一方で、摩耗しにくいという性質のため、研ぎは少し時間がかかります。ですが、ちゃんと中砥石→仕上げ砥石→革砥と確実に研いでいけば難しいことはありません。
革包丁 秀次 (旧 極上シリーズ)
こちらは青紙一号を使った革包丁で、比較的リーズナブルな製品。
(※鋼材はカタログで確認済み)
クラフト社から販売されており、価格も3,000円前後とお手頃な値段です。
私は使ったことがないのですが、きちんと鋼の種類も明記されているので質は問題ないと思います。
鋼材も青色スーパーより柔らかい鋼材ではありますが、研ぎやすいので初心者向きかもしれません。ですが、堅い鋼材であることには違いありませんから、中砥石→仕上げ砥石→革砥と基本的な研ぎ方が身についていないと切れる刃物にはなりません。
はじめまして。iichanと申します。いつも拝見して勉強させてもらってます。作られる作品が どれもきれいで素晴らしいです。
さて 初めての革包丁の購入を考えているのですが アドバイスいただけませんでしょうか。
自分で研いで長く使いたいと思うのですが いくら位の価格帯のものがいいでしょうか。
また 幅は30mmm 34mm 39mmとかいろいろありますが
1本持つなら どの幅が適当でしょうか。
よろしくお願いします。
コメントありがとうございます。
道具というのは何かの目的を達するための手段です。
どんなことをしたいのか目的がわからないとアドバイスすることができないのですが、革を裁断するだけならカッターで十分です。漉きたいのでしたら漉く幅より大きな革包丁が必要です。
価格もいろいろありますが、青紙鋼、または白鋼と明記されているものを購入すれば間違いないです。
後は研ぎの技量次第でなんとでもなります。
私は青紙スーパーの革包丁を持っています。
早速のお返事ありがとうございます。
革包丁はいらないと思っていたのですが
先日 革を漉いて少し薄くする必要があり
別たちで試みたのですが切れ味が悪くて 出来ず
面積が狭かったので 結局ヤスリでチマチマ削り
とんでもなく時間がかかってしまいました。
それで 革を漉くためには やはり革包丁を持っておく必要があると思った次第です。
白紙の物はなかなか無いので 青紙で考えようと思います。
お忙しいところ アドバイスありがとうございました。
これからも素晴らしい記事 楽しみにしています。
そういうことでしたか。
別たちが切れ味が悪いのは確かですが、研ぎなおせば革包丁より切れ味は良くなります。(切れ味は長続きしませんが)

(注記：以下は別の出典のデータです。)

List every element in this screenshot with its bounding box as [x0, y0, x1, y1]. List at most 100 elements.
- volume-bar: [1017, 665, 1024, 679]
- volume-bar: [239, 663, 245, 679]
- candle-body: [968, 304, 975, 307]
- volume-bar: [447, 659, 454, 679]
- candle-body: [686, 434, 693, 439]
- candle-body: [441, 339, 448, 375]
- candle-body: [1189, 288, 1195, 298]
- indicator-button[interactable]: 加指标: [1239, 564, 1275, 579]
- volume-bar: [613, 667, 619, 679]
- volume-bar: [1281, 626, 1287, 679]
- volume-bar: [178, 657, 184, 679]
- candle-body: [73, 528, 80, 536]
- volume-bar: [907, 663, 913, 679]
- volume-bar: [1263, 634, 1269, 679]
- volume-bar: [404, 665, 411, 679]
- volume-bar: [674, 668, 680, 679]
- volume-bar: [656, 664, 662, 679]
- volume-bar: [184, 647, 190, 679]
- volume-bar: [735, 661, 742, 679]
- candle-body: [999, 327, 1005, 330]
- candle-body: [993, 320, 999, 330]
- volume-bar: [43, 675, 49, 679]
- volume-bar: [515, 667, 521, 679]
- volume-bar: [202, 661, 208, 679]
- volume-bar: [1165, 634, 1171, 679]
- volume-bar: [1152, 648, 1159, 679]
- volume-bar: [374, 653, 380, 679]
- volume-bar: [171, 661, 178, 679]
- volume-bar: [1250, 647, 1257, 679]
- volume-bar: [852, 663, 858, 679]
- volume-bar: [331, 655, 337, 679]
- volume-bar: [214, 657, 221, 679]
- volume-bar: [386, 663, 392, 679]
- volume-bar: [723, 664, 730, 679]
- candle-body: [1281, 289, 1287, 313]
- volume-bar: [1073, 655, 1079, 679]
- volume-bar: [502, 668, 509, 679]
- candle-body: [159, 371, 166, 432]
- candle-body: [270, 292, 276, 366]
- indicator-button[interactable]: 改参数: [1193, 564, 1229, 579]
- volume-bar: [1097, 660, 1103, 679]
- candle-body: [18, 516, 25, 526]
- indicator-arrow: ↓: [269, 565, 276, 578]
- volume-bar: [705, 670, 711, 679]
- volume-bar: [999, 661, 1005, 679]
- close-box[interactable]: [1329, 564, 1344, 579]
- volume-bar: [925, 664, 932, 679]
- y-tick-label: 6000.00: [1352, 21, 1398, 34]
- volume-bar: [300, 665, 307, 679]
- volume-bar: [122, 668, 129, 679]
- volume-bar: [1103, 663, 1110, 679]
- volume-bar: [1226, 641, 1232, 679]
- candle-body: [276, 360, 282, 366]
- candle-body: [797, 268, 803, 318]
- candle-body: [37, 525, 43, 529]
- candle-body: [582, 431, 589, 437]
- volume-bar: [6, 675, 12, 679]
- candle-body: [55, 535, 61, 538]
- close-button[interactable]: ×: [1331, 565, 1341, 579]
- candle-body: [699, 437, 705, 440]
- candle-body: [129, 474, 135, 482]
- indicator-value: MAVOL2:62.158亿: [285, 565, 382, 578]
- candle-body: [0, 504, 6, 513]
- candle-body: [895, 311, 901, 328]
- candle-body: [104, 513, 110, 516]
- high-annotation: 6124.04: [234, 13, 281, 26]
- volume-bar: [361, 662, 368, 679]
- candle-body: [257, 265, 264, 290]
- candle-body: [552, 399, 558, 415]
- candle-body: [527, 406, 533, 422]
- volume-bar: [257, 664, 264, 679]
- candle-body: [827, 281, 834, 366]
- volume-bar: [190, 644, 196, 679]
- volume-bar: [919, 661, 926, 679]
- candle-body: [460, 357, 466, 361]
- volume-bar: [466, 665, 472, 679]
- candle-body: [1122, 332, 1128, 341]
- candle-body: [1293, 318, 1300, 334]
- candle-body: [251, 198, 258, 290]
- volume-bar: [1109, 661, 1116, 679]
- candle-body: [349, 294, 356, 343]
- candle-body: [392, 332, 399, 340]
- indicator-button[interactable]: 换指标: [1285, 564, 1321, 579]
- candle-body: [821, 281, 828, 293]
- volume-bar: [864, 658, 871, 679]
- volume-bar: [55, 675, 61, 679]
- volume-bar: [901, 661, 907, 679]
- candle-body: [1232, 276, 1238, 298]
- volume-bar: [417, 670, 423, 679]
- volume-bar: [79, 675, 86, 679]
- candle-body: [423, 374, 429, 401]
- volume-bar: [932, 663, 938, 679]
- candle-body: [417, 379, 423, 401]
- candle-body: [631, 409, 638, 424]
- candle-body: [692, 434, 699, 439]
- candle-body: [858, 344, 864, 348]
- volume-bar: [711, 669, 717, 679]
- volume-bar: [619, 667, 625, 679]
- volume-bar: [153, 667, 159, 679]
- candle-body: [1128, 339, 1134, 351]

これは単純に刃厚が薄いためなのですが、別たちで切れるようにできなければ革包丁を買っても結局は切れないと思います。
詳しくは「ナイフの切れ味が格段にアップ!革砥の作り方」にて説明しています。
アドバイスありがとうございます。
早速別たちを研いでみます。
砥石はあるのですが 今革砥を作れるだけの革がないので
どうしたものか思案中です。
別たちをよく切れるように研げたら 革包丁を買うことにします。